In the early 1970s, there was a great overlap between Black and White names. The typical baby girl born in a Black neighborhood in 1970 was given a name that was twice as common among Blacks than Whites. The Black Power movement also impacted Black names in between two decades because by 1980, a particular name was twenty times more common among Blacks than Whites. By the 1990s, the distinctions became clear. Of the 626 baby girls named Deja in the 1990s, 591 were Black. Of the 454 girls named Precious, 431 were Black. Of the 318 Shanices, 310 were Black.
What kind of parent is most likely to give a child such a distinctively Black name?
The data offer a clear answer: an unmarried, low-income, undereducated teenage mother from a Black neighborhood who has a distinctively Black name herself," Levitt and Dubner write about Fryer's assessment. "In Fryer's view, giving a child a super Black name is a Black parent's signal of solidarity with the community.
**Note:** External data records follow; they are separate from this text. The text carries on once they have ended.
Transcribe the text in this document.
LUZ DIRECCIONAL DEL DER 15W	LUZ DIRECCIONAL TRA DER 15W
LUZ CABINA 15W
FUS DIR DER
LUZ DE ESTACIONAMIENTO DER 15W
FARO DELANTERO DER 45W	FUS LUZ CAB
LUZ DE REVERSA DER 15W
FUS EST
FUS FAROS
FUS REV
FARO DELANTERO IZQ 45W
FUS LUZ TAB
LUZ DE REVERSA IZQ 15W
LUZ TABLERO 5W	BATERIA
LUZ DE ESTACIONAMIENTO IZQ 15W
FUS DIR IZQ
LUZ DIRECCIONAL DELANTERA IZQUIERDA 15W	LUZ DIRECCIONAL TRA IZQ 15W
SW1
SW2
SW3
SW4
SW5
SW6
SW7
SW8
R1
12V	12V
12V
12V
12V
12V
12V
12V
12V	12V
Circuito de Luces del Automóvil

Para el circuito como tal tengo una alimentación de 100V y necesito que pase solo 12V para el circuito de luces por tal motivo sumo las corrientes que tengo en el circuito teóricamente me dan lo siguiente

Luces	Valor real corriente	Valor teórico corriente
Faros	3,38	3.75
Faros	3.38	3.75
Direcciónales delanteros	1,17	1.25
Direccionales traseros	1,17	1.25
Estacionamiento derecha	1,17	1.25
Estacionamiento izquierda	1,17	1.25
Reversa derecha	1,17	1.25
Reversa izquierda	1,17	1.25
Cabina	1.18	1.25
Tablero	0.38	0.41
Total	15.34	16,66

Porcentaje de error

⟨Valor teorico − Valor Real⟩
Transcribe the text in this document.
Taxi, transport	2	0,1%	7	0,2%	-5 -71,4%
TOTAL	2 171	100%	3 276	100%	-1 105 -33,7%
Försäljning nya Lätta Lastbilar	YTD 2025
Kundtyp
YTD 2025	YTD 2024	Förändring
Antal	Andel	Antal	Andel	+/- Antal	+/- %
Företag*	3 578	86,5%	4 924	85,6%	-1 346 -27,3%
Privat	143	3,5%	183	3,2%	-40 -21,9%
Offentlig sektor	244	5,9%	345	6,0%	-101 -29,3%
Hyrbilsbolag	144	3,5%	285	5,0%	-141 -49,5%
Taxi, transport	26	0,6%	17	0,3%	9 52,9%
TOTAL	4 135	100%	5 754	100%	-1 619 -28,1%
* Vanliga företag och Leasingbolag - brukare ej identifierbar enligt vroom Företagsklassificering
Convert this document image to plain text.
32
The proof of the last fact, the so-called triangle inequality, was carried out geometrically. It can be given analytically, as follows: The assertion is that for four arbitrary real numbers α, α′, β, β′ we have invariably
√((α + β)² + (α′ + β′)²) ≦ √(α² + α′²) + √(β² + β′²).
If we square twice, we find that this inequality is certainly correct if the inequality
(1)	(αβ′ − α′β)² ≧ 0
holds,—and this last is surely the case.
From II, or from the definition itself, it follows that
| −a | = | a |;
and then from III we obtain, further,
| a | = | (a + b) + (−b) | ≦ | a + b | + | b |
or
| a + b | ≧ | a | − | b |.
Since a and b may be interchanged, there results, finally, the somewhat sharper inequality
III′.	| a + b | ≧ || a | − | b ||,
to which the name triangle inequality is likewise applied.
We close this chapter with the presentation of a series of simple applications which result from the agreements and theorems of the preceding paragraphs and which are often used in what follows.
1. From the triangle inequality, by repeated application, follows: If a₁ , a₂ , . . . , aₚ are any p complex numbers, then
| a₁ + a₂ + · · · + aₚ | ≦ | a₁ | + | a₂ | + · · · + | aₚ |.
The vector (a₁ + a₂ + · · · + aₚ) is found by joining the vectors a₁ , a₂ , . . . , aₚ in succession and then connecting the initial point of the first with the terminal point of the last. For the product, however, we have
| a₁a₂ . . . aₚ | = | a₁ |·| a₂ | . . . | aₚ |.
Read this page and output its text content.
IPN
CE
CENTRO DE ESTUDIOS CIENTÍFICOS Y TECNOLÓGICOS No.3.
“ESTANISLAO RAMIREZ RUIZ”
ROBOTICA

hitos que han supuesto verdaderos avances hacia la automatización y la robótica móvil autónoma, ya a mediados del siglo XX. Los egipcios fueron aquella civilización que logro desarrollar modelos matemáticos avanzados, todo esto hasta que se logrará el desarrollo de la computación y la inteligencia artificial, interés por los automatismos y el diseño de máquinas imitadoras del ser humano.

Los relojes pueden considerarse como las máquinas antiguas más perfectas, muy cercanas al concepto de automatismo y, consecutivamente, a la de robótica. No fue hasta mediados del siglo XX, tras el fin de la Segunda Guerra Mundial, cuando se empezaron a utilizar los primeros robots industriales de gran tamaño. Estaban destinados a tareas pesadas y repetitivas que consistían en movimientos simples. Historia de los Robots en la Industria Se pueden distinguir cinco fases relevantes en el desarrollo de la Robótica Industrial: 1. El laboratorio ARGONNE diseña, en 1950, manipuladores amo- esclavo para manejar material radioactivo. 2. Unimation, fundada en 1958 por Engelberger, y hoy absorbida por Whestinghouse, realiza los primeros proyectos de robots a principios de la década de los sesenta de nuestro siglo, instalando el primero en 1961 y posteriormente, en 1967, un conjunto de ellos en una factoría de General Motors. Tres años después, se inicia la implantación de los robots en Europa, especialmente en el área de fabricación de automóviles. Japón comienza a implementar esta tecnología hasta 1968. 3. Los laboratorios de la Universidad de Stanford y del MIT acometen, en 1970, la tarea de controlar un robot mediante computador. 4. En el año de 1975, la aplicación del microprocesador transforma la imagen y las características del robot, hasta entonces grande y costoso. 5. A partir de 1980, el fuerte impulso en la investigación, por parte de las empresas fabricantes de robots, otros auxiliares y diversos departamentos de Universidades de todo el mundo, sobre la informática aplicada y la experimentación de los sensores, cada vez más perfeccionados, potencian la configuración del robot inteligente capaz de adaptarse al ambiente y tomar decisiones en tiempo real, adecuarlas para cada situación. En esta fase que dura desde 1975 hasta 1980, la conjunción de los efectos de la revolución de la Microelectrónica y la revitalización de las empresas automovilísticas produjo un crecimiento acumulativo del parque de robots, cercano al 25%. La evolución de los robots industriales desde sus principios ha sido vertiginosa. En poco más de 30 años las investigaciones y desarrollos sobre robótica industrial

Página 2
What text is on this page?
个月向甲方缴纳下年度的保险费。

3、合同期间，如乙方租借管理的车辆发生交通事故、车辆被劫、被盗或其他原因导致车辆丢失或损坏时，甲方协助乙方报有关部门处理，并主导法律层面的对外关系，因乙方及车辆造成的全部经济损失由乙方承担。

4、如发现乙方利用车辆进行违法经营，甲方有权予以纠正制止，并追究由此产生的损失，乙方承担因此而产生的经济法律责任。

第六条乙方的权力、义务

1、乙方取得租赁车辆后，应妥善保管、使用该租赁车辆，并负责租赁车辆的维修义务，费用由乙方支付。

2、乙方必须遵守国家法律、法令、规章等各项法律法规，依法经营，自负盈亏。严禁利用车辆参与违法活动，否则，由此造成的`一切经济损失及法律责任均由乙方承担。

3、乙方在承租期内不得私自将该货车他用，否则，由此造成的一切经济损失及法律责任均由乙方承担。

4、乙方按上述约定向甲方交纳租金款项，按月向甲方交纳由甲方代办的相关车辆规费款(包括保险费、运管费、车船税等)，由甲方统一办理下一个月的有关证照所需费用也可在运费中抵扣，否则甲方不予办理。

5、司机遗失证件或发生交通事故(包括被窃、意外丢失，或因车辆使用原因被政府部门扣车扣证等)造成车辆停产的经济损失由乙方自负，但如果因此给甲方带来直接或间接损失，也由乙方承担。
"If I start naming my kid Madison," Fryer said, "you might think, 'Oh, you want to go live across the railroad tracks, don't you?'" If Black kids who study calculus and ballet are thought to be 'acting White,' Fryer says, then mothers who call their babies Shanice are simply "acting Black."
But the sterotypes and discrimination of names are not limited to blacks.
In a recent study of 89 undergraduate students, participants were asked to guess the success of students with various names on a scale from 1 to 10, with 10 being the most successful. The highest scoring names turned out to be Katherine, scoring a 7.42, and Samuel, scoring a 7.20. With a score of 5.74, Amber ranked lowest among female names while Travis ranked overall lowest with a score of 5.55.
The Freaknomics authors noted that as lower income Whites started adopting certain names that middle class White parents gave their children, they too started abandoning those names.
Dictionary.com cites Bloomberg University researcher John Waggoner, who said, "Katherine goes to the private school, statistically; Lauren goes to a public university, and Briana goes to community college. Sierra and Dakota, they don't go to college."
So it may be more about class than race, after all.